If you go to www.unimast.com , maker of resilient channels, they make three types of RC's. One is shaped like the hat and is recommended for ceilings. The brims are nailed alternatively to the joist and sheet-rock to the crown.
The way you explain the hat channel makes better sense than the illustration in SGHT. The V-shaped channel seems to have worked ok for me, but this other shape makes sense.
I'll reply here to the question as to whether or not I'm disappointed with the isolation provided by my ceiling the way I did it: Not really disappointed, just wistful that I'll never know how any of the alternatives would have compared. I arranged to participate in an uncontrolled experiment, so how can I judge the outcome?
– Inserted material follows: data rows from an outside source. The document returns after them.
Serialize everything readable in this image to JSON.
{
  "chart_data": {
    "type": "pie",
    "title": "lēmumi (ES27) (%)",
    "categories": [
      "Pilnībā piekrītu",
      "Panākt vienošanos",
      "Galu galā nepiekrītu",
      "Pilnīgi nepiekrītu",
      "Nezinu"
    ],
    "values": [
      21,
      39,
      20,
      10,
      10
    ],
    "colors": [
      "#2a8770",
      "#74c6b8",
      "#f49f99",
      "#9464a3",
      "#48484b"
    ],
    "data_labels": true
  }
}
For my home situation, any approach would have likely proved successful. I live in a quiet neighborhood, so keeping the outside world removed from the theater isn't too challanging...I can't remember ever hearing any intrusive sounds from outside the house while watching a movie.
However the master bedroom and bath are just above the theater, so footfalls there or water running in the bathroom are very evident. But my wife and I are retired, the children long on their own (well, at least they're away) and we will usually be in the HT at the same time so there's no one to walk around upstairs or use the bathroom.
I AM concerned about containing loud soundtracks within the theater. No one has yet built on the lot on that side of my house, so we haven't really been put to the test yet. I've made a few trips outside to check out levels, and I think we're going to be all right, but time will tell.
If I were starting over on theater construction, I would give precedence to the false joist solution...that is, a support structure that holds only sheet rock. It seems a more elegant solution.